I’ve read to sweet groups of old friends at the Waking Owl bookstore with each of my last three books; the first time was 1987. But I will never read there again. Early today I walk down to where the store was all those years right below campus, and I go in and get a haircut. Things change in my lost city. Things change everywhere. A person could still give a reading in the bright salon, but the mirrors would make it tough. I love this place, that it’s still here.

There are 9,000 press people in Salt Lake City today, and you can see them everywhere standing behind their rented SUVs assembling their cameras, four puffy parkas gearing up, everybody looking for a story. Based on what I’ve been seeing, they all want stories about arch-Mormonia such as Polygamy or the Secrets of the Temple or even Donnie Osmond—where is he? They’ll settle for pieces on the liquor laws or Marie Osmond. But today I am going to scoop all 9,000 of them with this little note on La Frontera.

Chuck and I drive west on Fourth South into my old boyhood neighborhood. They’ve recently subtitled Fourth South “Poplar Grove Boulevard,” and though change is hard, this pleases me. I grew up on Poplar Grove in a wild garden of Eden of vacant lots, shortcuts, random bicycle calamities, baseball, and sleeping out. It was in Sorenson Park (renamed Poplar Grove Park) that my buddies and I invented Car Baseball, where you run back and forth to the swings when a car comes. (Complete rules later.) I ran a thousand miles in that park.

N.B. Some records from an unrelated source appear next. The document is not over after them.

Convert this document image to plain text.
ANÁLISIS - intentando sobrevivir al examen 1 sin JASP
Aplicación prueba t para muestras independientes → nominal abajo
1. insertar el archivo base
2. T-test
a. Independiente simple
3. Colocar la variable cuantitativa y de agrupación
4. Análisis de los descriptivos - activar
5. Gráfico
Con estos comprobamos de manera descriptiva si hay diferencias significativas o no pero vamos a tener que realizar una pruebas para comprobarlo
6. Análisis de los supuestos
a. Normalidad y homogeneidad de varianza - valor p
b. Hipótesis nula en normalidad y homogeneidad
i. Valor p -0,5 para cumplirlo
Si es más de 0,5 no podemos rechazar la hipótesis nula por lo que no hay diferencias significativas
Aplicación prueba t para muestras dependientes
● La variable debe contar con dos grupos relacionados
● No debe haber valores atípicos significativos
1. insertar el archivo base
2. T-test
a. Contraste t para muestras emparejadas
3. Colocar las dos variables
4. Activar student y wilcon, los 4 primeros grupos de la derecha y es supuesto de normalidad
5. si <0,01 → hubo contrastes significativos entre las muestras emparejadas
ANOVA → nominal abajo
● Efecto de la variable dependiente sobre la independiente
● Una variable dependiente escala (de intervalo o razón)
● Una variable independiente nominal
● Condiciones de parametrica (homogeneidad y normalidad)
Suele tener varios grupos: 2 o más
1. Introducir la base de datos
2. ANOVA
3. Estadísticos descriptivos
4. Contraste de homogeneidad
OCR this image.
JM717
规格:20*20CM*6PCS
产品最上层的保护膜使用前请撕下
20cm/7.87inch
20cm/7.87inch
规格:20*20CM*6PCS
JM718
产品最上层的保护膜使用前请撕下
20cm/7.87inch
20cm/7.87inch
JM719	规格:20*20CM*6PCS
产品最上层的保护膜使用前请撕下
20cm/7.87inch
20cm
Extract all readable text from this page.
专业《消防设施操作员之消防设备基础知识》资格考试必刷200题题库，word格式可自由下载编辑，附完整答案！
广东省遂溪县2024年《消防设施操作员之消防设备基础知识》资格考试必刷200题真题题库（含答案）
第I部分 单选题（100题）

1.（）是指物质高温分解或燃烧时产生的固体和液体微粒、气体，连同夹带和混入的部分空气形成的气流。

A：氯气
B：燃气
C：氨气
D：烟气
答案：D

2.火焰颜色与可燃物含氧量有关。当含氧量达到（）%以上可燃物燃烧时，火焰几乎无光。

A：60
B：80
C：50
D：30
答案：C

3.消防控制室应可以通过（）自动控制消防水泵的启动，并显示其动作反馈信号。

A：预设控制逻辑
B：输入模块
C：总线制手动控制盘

La Frontera is in a building that was once a little drugstore, but for years now it has been a Mexican restaurant. We go in and sit at one of the large booths, the seats sealed in plastic—signal of a great eatery. The special is a soft-shelled taco and smothered burrito ($5.50), and I’m all over that (and vice versa) in no time. Nothing on the menu has been renamed for the Olympics. They’ve got cold beer, if you dare. This is the joint you won’t read about in the Big Olympics Guide of Where To Eat, but if you’re in town between the Bobsled and the Grand Slalom, it is, as they say, worthy.

At the university TRAX station I wait with a dozen other people all wearing new green parkas. You buy a ticket from a machine that makes change in Sacagawea dollar coins. A minute later the brand new train slides into the bay, and the driver walks the length of the three cars from one end to the other end, which is now the front. The people in the green parkas have been cleaning snow out of the stadium during the ceremony rehearsal today. I admire their smart coats and ask if there’s a ranking. There are 30,000 volunteers; is red more powerful than purple, green, or yellow? One man explains that red is like Red Cross, yellow is like police, purple is transit/travel, and green is … he’s not sure. He’d obviously like to be purple. I tell him I think the purple parkas are too busy, and he looks at his bare green sleeve: The purple parkas say “Salt Lake City” on the sleeve. I tell the group again that they have beautiful coats, but as the train turns onto Main Street after our two-mile trip, no one is convinced.

As I debark, I realize that except for once at Hogle Zoo when I was 4, this is my first train ride in Salt Lake City. Let’s make this clear: The train is fabulous in all respects. It is the way people are meant to be transported. I didn’t need to debate fashion with the wonderful volunteers; I could have read or done the crossword puzzle. If TRAX is the only legacy of this intense Olympic season, the whole extravaganza will have been worth it. There is no ambiguity on this issue. It’s horrid that so many other cities are going to have to wait until they get an Olympics to have a train of their own.

The trouble with selling mass transit in this county is the word “mass.” We don’t really care for it. When they sell us cars, the commercials have one car in them only, on a road that looks like a satin ribbon in paradise. Where is that road? From the station in downtown Salt Lake, the many TRAX trains travel south to and from the suburbs every few minutes, full of citizens in beautiful new multicolored outerwear. I stand on the sidewalk rattling a pound of dollar coins in my pockets, my ears a little cold. That barber took too much off the sides.